Under any theory advanced by appellant appellee cannot be held responsible for the continued support of her child under the circumstances of this case.

Affirmed.

NOTES

[1] At no time did appellee legally adopt the child born prior to the marriage.

[2] Clevenger v. Clevenger, 189 Cal. App. 2d 658, 11 Cal. Rptr. 707, 90 A.L.R.2d 569 (1961).

[3] Prager v. Smith, D.C.App., 195 A.2d 257, 259 (1963).

[4] D.C.Code, 1967, § 16-301 et seq.; Cooley v. Washington, D.C.Mun.App., 136 A.2d 583 (1957).

[5] Burke v. Burke, 216 Or. 691, 340 P.2d 948, 950 (1959). See also Kucera v. Kucera, N.D., 117 N.W.2d 810 (1962).

[6] See 31 C.J.S. Estoppel § 67, p. 402 (1964).

[7] Clevenger v. Clevenger, supra n. 2.

[8] D.C.Code, 1967, § 30-320. See Prager v.

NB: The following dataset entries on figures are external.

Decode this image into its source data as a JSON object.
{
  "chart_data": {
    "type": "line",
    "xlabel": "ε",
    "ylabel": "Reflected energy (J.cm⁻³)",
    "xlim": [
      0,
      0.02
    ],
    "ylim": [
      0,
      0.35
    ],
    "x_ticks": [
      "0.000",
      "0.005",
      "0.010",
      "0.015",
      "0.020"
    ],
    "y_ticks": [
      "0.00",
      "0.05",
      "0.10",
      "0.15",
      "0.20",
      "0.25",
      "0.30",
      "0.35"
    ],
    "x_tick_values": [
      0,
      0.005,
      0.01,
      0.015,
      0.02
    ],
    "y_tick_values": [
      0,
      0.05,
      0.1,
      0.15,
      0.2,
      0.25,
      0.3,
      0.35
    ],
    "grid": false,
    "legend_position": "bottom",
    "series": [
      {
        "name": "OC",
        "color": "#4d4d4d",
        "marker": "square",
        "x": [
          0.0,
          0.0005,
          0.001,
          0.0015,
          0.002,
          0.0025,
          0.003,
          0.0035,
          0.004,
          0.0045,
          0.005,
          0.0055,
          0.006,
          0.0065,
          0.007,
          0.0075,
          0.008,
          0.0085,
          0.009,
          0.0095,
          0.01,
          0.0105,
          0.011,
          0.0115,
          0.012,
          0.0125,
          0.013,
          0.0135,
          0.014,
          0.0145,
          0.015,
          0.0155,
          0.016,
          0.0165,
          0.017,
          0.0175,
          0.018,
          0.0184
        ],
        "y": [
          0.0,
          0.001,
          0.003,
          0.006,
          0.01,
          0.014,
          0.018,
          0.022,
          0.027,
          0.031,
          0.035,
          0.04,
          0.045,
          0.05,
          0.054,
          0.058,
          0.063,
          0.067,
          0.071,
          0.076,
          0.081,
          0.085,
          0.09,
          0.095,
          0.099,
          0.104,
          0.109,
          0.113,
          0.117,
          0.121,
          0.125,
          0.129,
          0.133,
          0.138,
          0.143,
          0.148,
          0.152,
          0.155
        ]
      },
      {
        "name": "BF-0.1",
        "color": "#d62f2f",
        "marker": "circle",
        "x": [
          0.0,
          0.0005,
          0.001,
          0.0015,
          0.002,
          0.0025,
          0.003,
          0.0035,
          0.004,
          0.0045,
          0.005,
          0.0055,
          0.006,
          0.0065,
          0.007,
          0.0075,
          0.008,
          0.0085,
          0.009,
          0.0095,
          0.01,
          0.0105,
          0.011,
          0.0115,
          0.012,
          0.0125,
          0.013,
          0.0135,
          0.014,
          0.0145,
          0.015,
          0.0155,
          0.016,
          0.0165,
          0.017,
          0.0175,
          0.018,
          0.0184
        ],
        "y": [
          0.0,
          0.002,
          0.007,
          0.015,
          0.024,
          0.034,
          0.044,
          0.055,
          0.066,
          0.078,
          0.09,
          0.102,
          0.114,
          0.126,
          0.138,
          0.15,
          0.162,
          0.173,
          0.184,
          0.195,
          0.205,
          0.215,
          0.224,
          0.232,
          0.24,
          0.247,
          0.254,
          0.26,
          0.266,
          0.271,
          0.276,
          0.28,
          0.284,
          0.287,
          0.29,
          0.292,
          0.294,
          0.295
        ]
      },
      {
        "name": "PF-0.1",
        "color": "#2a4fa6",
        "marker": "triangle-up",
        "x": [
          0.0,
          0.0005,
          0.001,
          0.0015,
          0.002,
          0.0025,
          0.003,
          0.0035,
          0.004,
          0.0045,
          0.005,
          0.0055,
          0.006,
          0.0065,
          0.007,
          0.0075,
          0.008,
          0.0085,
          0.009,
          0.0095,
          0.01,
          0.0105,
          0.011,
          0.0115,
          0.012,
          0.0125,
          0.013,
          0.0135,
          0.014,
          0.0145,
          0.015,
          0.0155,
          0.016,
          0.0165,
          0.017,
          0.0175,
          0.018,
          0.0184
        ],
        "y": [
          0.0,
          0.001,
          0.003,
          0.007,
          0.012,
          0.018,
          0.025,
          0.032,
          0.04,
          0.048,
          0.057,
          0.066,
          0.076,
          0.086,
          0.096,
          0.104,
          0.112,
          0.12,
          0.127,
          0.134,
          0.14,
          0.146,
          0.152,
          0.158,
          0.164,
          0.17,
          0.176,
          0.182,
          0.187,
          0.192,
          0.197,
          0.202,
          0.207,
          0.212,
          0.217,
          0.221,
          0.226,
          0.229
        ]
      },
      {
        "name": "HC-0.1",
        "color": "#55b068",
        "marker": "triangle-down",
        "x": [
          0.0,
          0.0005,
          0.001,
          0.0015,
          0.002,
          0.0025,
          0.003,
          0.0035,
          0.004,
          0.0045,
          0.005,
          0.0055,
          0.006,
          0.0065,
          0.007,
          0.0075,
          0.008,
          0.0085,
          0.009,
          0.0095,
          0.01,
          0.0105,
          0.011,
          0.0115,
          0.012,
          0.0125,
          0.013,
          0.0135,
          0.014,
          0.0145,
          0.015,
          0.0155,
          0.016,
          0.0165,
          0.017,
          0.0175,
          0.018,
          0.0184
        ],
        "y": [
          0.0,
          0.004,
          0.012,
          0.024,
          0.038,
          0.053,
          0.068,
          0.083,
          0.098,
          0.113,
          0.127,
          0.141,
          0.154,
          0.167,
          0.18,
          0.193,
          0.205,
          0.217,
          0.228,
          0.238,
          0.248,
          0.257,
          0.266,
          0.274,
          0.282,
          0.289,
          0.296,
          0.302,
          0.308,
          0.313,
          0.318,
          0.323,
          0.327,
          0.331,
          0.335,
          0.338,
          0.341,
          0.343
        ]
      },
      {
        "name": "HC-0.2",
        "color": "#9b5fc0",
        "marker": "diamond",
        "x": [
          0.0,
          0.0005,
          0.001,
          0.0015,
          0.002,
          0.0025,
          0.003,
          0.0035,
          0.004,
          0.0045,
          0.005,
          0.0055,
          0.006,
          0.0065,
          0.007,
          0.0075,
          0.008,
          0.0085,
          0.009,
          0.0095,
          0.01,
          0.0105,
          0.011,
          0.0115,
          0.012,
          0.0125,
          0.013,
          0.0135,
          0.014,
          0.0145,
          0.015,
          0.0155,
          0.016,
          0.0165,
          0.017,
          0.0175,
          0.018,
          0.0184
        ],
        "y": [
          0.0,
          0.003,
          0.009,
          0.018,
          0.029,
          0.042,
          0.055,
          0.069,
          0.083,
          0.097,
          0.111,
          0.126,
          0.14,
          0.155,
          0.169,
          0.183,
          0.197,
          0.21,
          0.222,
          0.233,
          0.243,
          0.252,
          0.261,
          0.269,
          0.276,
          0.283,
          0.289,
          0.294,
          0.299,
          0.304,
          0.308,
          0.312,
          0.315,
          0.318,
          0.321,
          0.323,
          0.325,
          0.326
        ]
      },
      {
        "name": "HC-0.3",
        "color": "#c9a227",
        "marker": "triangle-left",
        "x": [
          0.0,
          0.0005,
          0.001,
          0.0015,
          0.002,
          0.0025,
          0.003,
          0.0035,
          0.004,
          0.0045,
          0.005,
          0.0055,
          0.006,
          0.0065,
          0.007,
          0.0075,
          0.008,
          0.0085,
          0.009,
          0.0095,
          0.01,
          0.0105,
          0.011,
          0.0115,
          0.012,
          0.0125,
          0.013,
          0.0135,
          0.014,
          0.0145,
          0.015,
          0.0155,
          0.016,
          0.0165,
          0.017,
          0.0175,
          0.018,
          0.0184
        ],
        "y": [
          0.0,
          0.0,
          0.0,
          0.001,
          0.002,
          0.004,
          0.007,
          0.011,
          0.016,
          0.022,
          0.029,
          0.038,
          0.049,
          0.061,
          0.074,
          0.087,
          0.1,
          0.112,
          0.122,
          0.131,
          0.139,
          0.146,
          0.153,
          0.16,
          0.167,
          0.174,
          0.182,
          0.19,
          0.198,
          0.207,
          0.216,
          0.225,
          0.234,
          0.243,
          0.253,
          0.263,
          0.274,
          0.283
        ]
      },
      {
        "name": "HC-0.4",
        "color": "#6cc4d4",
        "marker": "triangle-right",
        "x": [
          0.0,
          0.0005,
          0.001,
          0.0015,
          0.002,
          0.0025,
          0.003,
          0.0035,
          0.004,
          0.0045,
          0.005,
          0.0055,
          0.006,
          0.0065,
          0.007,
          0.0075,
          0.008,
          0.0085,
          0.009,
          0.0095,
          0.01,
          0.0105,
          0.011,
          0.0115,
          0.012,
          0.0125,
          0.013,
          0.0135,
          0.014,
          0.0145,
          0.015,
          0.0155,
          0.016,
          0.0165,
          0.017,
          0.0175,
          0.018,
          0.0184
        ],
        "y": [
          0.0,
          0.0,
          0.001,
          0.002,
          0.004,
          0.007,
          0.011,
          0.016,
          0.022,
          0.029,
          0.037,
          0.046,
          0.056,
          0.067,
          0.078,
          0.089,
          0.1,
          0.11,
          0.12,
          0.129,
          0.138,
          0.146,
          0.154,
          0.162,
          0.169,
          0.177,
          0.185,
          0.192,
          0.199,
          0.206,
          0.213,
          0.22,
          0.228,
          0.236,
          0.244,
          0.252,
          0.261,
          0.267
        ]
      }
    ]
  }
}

Smith, supra n. 3; Murphy v. District of Columbia, D.C.Mun.App., 85 A.2d 805 (1952); Peters v. District of Columbia, D.C.Mun.App., 84 A.2d 115 (1951).

[9] Niewiadomski v. United States, 159 F.2d 683 (6th Cir. 1947), cert. denied, 331 U.S. 850, 67 S. Ct. 1730, 91 L. Ed. 1859; Hawkey v. United States, 108 F. Supp. 941 (D.C.Ill.1952).

[10] Cooley v. Washington, supra n. 4, 136 A.2d at 585.

[11] D. v. D., 56 N.J.Super. 357, 153 A.2d 332 (1959); State ex rel. Gilman v. Bacon, 249 Iowa 1233, 91 N.W.2d 395 (1958).

[12] In re McCardle's Estate, 95 Colo. 250, 35 P.2d 850 (1934).

[13] D. v. D., supra n. 11; Taylor v. Taylor, 58 Wash. 2d 510, 364 P.2d 444 (1961); McDowell v. McDowell, Ky., 378 S.W.2d 814 (1964); Swain v. Swain, 250 Cal. App. 2d 1. 58 Cal. Rptr. 83 (1967).